Jordan Sprigg makes a living out of turning scrap metal, found on the family farm, into amazing animal sculptures.

Story Jill Griffiths

After studying psychology at university, Jordan Sprigg decided to return to the family farm and give himself a year tinkering in the workshop to see if there was any possibility of making a living out of creating sculptures from old bits of rusty metal. Five years on, he’s still tinkering and is building himself an artistic reputation to stand alongside his stunning sculptures.

Jordan grew up on a typical family farm in Narembeen, in the Western Australian Wheatbelt. He headed off to Perth to attend Wesley College for his high school years and it was there that he discovered a joy in working with metal and wood. “In Year 11 at school I built a dragon out of metal,” Jordan says. “At that stage I didn’t think I could make a living from it.”

Wesley College obviously saw some talent in him though, and a few years later, while Jordan was at university, the college commissioned him to build a couple of metal kangaroos for the boarding house. That project went well and started Jordan thinking that maybe he could do something with this idea, so he kept tinkering.

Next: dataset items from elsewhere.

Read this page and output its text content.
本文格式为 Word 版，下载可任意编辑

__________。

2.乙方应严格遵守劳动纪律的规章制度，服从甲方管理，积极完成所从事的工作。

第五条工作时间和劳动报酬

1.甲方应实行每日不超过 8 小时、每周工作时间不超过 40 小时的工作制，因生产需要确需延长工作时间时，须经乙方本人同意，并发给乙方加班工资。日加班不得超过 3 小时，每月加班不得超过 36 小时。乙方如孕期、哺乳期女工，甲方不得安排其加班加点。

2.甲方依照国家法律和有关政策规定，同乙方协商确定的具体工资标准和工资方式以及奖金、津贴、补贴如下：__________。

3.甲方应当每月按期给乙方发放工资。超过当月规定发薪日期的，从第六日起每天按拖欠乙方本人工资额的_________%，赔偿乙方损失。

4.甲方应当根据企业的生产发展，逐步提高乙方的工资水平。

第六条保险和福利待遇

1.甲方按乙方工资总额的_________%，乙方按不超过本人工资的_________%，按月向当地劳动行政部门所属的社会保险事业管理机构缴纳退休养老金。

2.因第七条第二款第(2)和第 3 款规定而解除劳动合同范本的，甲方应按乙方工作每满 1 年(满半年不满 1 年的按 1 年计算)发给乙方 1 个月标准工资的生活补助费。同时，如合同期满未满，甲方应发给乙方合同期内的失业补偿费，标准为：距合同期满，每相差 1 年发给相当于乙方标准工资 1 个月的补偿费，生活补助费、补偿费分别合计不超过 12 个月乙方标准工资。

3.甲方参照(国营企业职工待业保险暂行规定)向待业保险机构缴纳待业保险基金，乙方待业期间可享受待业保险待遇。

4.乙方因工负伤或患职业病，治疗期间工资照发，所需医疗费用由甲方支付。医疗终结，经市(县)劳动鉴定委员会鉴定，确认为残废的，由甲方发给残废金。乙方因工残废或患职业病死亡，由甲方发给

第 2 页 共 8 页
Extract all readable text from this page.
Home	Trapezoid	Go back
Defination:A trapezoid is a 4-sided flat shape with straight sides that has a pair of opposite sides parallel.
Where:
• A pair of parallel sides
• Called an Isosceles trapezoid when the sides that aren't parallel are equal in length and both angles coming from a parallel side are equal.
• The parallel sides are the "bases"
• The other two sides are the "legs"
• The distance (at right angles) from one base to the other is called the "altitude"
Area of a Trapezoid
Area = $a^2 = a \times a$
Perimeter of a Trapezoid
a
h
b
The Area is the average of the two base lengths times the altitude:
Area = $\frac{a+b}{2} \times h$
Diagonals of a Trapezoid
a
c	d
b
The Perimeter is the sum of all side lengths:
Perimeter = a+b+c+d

“I was just drawn to scrap metal,” he says. “We had a lot of scrap metal lying around the farm and I just started making stuff out of that. I’m drawn to recycled materials because of the story behind it. The metal could have been sitting on a scrap heap for 50 years. Before that, it may have been in a tool that cleared the land. I like the sentimentality of that.”

Jordan leaves all his pieces rusty and the red-burnished look is a strong characteristic of his work. “Painting the pieces would be a waste,” he says. “It would waste the 50 to 70 years of rust that has built up and the history that goes with it.”

He uses the scrap as it is, so the components remain recognisable. “I like it when an old farmer or a mechanic can recognise the tools – old crescents, hammers, gears and chains,” he says. “When I pick stuff up, I don’t know which piece will go where. I don’t see anything. I just collect a lot of stuff and organise it into heaps.”